Pope Francis blesses faithful as he leaves St. Peter's square on the Popemobile

Antoine Mekary | ALETEIA

Kathleen N. Hattrup - published on 06/08/22

In a world obsessed with the body, old age saves us from the artificial myth of eternal youth. Wrinkles are a sign of life, of having made a journey, says Pope.

Pope Francis today praised the attitude of an Italian actress who was asked to remove her wrinkles. “No, don’t touch them!” she replied. “It took so many years to have them – don’t touch them!”

“This is what wrinkles are: a sign of experience, a sign of life, a sign of maturity, a sign of having made a journey,” the Pope said. “Do not touch them to become young, that your face might look young. What matters is the entire personality; it’s the heart that matters, and the heart remains with the youth of good wine – the more it ages the better it is.”

The Holy Father said that the elderly have a particular mission. Drawing from the conversation of Nicodemus and Jesus, he noted that being old is not an obstacle to this being “born from above” that Jesus speaks of. Old age is rather the opportune time to illuminate this call.

The Pope reflected on how our culture is so obsessed with the idea of an “incorruptible body” and the “myth of eternal youth,” with “cosmetics which slow down, hide, or erase old age.”

“Why is old age not appreciated in so many ways? Because it bears the undeniable evidence of the end of this myth,” he said.

We are confused between rightfully seeking health and feeding this myth of eternal youth. “Everything is done to always have this youth – so much make-up, so many surgical interventions to appear young.”

The elderly are moving forward

In this context, it’s the elderly that remind us that in fact, life down here is an initiation. It’s just the beginning, not the fulfillment.

“Life in our mortal flesh is a beautiful ‘unfinished’ reality, like certain works of art that exert a unique fascination precisely due to their incompleteness. … Life in our mortal flesh is too small a space and time to keep it intact and to bring to fulfillment in the world’s time the most precious part of our existence. … The elderly person moves ahead; the elderly person journeys toward the final destination, towards God’s heaven; the elderly person journeys with the wisdom of lived experience.”

Old age is for many people the time when this being born from above is embraced. “It does not communicate a nostalgia for a birth in time, but of a love for our final destination. In this perspective, old age has a unique beauty – we are journeying toward the Eternal.”

It would be sad, even if it were possible

To try to go back to youth would not be wisdom. It would be “artificial,” the Pope said. “That would be sad, even if it were possible.”

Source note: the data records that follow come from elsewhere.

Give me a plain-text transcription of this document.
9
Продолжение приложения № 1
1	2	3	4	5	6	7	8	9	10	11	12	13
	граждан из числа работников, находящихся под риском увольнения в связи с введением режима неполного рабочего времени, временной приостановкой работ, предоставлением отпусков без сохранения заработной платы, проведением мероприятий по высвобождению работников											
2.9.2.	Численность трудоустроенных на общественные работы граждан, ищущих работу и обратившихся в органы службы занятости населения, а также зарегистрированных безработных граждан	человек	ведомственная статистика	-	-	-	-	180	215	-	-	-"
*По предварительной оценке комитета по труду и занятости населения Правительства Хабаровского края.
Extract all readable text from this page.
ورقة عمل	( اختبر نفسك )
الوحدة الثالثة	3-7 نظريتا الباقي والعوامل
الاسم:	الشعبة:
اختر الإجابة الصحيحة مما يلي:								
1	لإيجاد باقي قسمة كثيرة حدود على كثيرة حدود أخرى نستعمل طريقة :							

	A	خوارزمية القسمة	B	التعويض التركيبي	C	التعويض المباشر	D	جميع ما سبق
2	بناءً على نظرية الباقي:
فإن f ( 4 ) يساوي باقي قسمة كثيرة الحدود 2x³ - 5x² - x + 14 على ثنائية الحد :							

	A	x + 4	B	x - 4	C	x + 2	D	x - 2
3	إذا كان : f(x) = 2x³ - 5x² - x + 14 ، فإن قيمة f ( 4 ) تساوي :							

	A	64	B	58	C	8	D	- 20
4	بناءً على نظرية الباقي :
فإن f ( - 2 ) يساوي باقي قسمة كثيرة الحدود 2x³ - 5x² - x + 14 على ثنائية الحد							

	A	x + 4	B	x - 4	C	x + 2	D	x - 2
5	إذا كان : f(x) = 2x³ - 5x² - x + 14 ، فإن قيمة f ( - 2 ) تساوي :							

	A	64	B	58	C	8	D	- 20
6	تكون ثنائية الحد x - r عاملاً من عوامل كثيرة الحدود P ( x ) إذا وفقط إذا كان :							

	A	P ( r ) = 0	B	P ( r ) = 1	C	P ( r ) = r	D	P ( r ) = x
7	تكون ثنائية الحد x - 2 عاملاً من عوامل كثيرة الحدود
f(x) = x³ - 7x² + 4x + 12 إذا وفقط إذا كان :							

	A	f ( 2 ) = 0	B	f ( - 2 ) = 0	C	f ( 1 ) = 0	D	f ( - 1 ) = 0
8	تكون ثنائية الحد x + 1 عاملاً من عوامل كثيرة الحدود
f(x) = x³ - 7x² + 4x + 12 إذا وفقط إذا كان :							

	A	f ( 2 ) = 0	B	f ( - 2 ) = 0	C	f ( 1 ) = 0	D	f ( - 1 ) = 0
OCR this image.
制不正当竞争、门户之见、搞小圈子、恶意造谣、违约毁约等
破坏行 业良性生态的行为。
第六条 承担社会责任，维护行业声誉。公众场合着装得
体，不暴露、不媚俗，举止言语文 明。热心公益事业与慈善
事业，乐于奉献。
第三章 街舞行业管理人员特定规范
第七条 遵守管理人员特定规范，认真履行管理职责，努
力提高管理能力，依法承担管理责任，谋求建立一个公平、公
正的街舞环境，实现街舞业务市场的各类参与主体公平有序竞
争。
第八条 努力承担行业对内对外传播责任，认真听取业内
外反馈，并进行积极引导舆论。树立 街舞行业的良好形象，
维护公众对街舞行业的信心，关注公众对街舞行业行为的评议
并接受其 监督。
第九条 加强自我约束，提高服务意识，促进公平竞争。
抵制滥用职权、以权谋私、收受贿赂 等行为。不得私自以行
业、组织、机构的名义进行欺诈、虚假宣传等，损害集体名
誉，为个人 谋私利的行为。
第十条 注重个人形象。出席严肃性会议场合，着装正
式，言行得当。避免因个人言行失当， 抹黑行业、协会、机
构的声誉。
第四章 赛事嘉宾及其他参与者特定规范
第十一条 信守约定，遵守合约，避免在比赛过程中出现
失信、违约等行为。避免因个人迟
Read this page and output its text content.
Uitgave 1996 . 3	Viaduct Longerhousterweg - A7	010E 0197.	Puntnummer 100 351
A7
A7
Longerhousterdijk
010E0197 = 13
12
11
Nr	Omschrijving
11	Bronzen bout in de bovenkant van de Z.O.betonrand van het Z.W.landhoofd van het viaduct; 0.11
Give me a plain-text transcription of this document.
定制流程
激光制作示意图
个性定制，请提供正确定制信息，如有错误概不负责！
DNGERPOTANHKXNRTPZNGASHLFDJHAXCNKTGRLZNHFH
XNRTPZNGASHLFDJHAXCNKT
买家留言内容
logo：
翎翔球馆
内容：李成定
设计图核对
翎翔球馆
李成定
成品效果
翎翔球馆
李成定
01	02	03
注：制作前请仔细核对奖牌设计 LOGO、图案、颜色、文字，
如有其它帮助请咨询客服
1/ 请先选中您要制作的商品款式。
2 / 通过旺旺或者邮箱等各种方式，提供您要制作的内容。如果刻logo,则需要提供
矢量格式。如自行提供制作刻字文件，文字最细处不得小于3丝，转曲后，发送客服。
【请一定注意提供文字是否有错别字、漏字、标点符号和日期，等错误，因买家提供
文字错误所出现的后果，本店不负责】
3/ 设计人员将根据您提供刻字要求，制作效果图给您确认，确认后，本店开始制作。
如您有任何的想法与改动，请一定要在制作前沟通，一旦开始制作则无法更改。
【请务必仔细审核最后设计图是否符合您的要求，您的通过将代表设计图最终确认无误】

May the Spirit grant us the re-opening of this spiritual – and cultural – mission of old age that reconciles us with the birth from above. When we think of old age like this, we can say – why has this throw-away culture decided to throw out the elderly, considering them useless? The elderly are the messengers of the future, the elderly are the messengers of tenderness, the elderly are the messengers of the wisdom of lived experience. Let us move forward and watch the elderly.